Similarly, a considerable number of constitutively expressed transcripts were involved in direct or indirect ROS detoxification (e.g. glutathione S-transferases, L-ascorbate peroxidases, superoxide dismutases), cellular signaling, trafficking and metal transport (e.g. calmodulins, clathrins, ras-related proteins, V-type proton ATPases, zinc finger proteins, ABC transporters), fatty acid oxidation enzymes related to the jasmonic acid biosynthetic pathway (e.g. peroxisomal acyl-CoA oxidase, 3-ketoacyl-CoA thiolase), and purine metabolism (adenosine kinases, inosine-5’-monophosphate dehydrogenase). Polyamine metabolism, including enzymes like ornithine decarboxylase, S-adenosylmethionine synthase, and spermidine synthase, was also associated with the adaptive response to Cu in S. cataractae . These organic compounds have been shown to increase heavy metal tolerance in plants through ROS detoxification126–128 and decreased metal accumulation126,129. The functioning of all these stress alleviation mechanisms is energy and carbon consuming, which explains the increased constitutive expression of enzymes involved in energy production like the glycolysis, penthose-phosphate, and tricarboxylic acid pathways 130.

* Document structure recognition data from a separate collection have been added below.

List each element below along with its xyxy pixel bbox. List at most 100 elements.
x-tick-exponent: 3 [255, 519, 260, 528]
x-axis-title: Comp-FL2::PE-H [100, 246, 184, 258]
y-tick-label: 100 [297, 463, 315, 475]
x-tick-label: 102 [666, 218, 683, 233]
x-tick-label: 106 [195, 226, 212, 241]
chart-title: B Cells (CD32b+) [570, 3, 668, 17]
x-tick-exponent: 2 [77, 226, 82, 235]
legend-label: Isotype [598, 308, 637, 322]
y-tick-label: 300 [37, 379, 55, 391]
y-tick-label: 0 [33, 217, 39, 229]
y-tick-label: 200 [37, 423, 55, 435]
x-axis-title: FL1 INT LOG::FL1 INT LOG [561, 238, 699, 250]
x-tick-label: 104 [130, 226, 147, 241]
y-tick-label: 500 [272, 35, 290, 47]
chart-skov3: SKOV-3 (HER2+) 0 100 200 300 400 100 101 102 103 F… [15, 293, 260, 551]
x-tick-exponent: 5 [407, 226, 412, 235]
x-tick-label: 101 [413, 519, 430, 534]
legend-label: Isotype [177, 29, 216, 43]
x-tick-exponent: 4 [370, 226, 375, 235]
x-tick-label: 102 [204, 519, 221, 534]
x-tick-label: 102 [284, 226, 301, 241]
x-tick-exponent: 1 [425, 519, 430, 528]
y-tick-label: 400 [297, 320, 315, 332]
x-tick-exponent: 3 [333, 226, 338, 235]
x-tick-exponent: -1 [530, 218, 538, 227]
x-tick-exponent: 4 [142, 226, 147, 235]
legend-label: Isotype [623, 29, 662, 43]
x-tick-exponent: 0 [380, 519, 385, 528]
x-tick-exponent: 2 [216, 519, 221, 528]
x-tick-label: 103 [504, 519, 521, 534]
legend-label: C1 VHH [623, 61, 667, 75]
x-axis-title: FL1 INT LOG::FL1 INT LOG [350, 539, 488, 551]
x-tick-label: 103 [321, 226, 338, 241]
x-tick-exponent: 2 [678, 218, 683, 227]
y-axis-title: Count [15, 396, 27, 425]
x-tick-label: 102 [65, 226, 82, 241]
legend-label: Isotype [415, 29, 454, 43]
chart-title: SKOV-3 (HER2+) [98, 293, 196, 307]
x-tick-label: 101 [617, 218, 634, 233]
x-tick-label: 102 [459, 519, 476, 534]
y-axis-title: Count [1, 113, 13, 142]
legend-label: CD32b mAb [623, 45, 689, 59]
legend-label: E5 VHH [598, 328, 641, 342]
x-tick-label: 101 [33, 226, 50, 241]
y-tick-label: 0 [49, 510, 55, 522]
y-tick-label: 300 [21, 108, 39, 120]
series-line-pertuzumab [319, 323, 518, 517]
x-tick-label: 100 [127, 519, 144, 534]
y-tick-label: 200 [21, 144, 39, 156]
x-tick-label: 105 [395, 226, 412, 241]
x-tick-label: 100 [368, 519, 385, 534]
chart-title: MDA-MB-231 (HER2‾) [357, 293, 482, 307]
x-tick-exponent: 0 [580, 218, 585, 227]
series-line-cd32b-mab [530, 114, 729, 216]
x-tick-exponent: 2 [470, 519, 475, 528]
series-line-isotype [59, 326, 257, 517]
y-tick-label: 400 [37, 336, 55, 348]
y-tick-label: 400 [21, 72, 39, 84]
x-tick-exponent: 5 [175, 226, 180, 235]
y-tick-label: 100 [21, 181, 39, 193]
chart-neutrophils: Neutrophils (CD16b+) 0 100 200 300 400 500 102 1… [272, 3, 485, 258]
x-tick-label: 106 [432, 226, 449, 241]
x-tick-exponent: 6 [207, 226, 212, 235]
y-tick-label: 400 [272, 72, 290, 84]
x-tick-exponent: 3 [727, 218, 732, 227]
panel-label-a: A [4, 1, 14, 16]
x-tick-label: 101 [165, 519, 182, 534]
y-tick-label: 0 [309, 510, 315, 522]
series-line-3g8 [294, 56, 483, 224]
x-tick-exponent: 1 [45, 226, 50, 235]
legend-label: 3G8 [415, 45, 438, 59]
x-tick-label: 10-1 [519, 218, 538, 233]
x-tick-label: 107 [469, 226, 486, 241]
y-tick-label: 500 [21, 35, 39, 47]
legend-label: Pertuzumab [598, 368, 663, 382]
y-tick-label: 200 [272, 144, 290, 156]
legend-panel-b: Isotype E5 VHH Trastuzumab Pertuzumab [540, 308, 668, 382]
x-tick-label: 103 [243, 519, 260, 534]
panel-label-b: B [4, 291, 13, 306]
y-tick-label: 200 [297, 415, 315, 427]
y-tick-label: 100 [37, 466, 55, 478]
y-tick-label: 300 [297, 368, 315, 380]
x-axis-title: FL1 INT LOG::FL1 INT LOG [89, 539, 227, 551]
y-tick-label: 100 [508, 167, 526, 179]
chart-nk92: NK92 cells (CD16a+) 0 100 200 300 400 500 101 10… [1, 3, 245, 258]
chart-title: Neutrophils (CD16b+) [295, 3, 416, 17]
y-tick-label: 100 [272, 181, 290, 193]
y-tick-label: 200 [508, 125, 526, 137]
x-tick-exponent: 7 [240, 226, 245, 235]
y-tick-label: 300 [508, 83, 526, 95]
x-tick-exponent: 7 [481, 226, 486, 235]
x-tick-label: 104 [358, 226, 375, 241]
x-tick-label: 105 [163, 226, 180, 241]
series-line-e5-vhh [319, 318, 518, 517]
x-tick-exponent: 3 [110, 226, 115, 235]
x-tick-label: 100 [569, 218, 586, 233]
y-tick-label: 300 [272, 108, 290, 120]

In this study, we found evidence of potentially non-genetically-based phenotypic differentiation for heavy metal tolerance in bryophytes. Our results indicated that chronic exposure to high concentrations of metals in natural conditions led to constitutive overexpression of genes that contribute to heavy metal stress tolerance in several ways (e.g. regulation of cellular protein homeostasis, ROS detoxification, metal transport). Importantly, plants that had grown under higher stress conditions in the field were more tolerant to acute Cu stress events like that used in our experiments, possibly due to their greater capacity to decrease production of energetically expensive products as a strategy to reduce energy consumption in a situation in which the ability of these mechanisms to provide protection against the stress would be overwhelmed. Based on the higher epigenetic response of the most tolerant populations (greater changes in DNA methylation and constitutive expression of chromatin remodeling proteins) we propose that their increased capacity to regulate the expression of heavy metal stress-related genes could have an epigenetic basis that we could not detect with our approach. This work thus serves as a proof of concept for future studies which should focus on the targeted evaluation of the regulatory mechanisms presented here, and evaluate their relative importance in heavy metal stress tolerance in bryophytes.